Et de là, il n’est sans doute pas interdit – la personnalité de Lachenmann est de celles qui « interdisent d’interdire » – de repartir, en tirant le rideau des horizons, vers « d’anciens éléments » que suggèrent les gestes inédits des instrumentistes : promenoir des archets qui patinent en larges cercles sur les cordes, cris d’hirondelles affolées, remuements dans la cage, ping-pong sur les cordes, pépiements et crécelles douces d’oiseaux mécaniques, menus tremolos, fondations sollicitées dans la maison hantée, battements ou… silences qui renvoient à notre vie corporelle. Ou bien, en se référant au matérialisme de Lucrèce dans l’Antiquité, vie intense et perpétuelle des atomes qui glissent et donc manifestent leur existence sur la pente inclinée (clinamen) : la vie mode poétique d’emploi, en somme ! Jusqu’à l’imperceptibilité, lieu extrême de l’interrogation et de la séduction, comme Pessoa le disait de l’intranquillité…

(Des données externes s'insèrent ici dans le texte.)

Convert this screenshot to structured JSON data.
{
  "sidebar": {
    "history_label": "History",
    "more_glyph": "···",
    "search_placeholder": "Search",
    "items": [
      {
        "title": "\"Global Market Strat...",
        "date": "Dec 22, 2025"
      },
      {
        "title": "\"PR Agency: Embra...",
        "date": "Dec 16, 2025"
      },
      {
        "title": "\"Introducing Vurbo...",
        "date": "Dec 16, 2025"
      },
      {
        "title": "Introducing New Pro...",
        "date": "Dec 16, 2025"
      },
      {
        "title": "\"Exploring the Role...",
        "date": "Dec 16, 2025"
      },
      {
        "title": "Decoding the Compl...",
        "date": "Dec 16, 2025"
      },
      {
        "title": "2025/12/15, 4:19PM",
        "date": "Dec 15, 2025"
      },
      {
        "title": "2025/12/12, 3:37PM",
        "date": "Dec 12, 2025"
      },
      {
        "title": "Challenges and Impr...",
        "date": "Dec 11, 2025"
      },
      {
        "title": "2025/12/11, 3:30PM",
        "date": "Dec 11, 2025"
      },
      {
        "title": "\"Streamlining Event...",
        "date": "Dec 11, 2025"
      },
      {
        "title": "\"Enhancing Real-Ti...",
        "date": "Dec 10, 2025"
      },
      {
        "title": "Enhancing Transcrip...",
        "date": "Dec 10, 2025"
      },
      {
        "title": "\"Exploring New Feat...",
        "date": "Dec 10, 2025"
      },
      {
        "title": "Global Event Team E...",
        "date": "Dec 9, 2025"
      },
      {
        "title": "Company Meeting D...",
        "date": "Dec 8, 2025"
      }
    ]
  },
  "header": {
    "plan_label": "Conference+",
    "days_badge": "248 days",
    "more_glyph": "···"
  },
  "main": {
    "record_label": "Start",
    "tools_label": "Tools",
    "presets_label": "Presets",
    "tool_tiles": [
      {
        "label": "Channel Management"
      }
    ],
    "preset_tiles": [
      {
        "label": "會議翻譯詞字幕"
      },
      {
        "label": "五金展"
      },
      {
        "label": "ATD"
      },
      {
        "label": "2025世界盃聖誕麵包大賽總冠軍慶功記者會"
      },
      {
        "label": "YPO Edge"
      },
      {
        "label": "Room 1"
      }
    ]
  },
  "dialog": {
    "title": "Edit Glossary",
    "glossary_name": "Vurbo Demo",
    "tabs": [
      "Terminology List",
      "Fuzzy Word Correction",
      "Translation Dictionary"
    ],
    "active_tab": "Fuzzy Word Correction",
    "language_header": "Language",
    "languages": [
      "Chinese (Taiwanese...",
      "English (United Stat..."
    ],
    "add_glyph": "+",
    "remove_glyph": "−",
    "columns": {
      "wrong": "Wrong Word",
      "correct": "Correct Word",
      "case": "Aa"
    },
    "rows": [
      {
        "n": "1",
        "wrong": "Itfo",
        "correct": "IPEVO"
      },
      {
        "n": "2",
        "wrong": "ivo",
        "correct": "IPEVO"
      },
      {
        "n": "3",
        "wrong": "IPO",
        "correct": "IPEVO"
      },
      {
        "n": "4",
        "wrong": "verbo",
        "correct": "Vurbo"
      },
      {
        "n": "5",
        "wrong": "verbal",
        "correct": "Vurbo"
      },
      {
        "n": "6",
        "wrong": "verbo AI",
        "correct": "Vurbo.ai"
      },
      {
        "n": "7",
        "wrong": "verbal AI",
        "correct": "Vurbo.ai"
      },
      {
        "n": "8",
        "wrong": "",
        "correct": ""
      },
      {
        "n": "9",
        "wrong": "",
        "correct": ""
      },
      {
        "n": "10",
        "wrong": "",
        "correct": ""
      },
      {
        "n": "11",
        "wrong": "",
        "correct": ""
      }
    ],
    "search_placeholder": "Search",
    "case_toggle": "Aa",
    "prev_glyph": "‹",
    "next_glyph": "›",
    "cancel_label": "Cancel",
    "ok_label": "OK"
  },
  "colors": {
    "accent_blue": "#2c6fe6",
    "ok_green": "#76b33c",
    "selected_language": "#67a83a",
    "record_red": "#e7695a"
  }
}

La tour du Neckar et San Michele

« Contre » ce degré zéro de l’écriture – d’où tout cependant peut repartir -, le maître de Lachenmann, Luigi Nono musicien vénitien de l’engagement en art, sut dans la dernière partie de sa vie, rompre avec le discours politique pour interroger – sans se renier en quoi que ce fût – les marges de l’à-peine-exprimable et en reconstituer une œuvre. Comme s’il était allé chercher son ultime vérité aux quartiers les plus oubliés de sa ville natale, au-delà de la Giudecca, peut-être même à l’île-cimetière de San Michele, comme s’il avait demandé ses Fragments de Silence (Fragmente Stille) aux poèmes d’Hölderlin écrits après la catastrophe de la « déraison », dans la tour-abri au dessus du Neckar, épaves et fantômes de la splendeur touffue des Hymnes et des Odes. Et son « réseau de 48 citations- clins d’œil » y est d’abord l’absence de voix, à peine une tension des instruments qui convoque une mémoire de Diotima, la triplement absente : par l’éloignement du temps où le poète écrivait Hypérion, par la mort de la femme qu’il avait appelée de son nom romanesque, et par la mort de sa propre lucidité. On y est encore parfois du côté des beaux sons, mais comme derrière une vitre, avec des bribes de choral, des ensommeillements, des frissons ténus, un souvenir de chant général à petites unités. Mais surtout des éclats, des crépitements, des claquements, des jardins d’insectes, des appels qui s’éloignent, de soudaines véhémences, des stridences d’effroi, comme si on s’exaspérait de ce qui est « tout proche et difficile à saisir » (le dieu, selon Hölderlin). La source primordiale n’est-elle pas là où « le silence est vie » ? Cependant, ainsi que l’avouait aussi le poète : « un signe, tels nous sommes, et de sens nul, morts à toute souffrance, et nous avons presque perdu notre langage en pays étranger. » Dans ces Fragmente, le Silence n’est pas seulement interstices, mais substance, et la fin si bouleversante du Quatuor, quand l’éloignement des sons les plus ténus finit par finir, tient de la métamorphose en éternel retour. Les Diotima y sont prodigieux de subtile intuition, d’équilibre tenu sur le fil au dessus du Styx.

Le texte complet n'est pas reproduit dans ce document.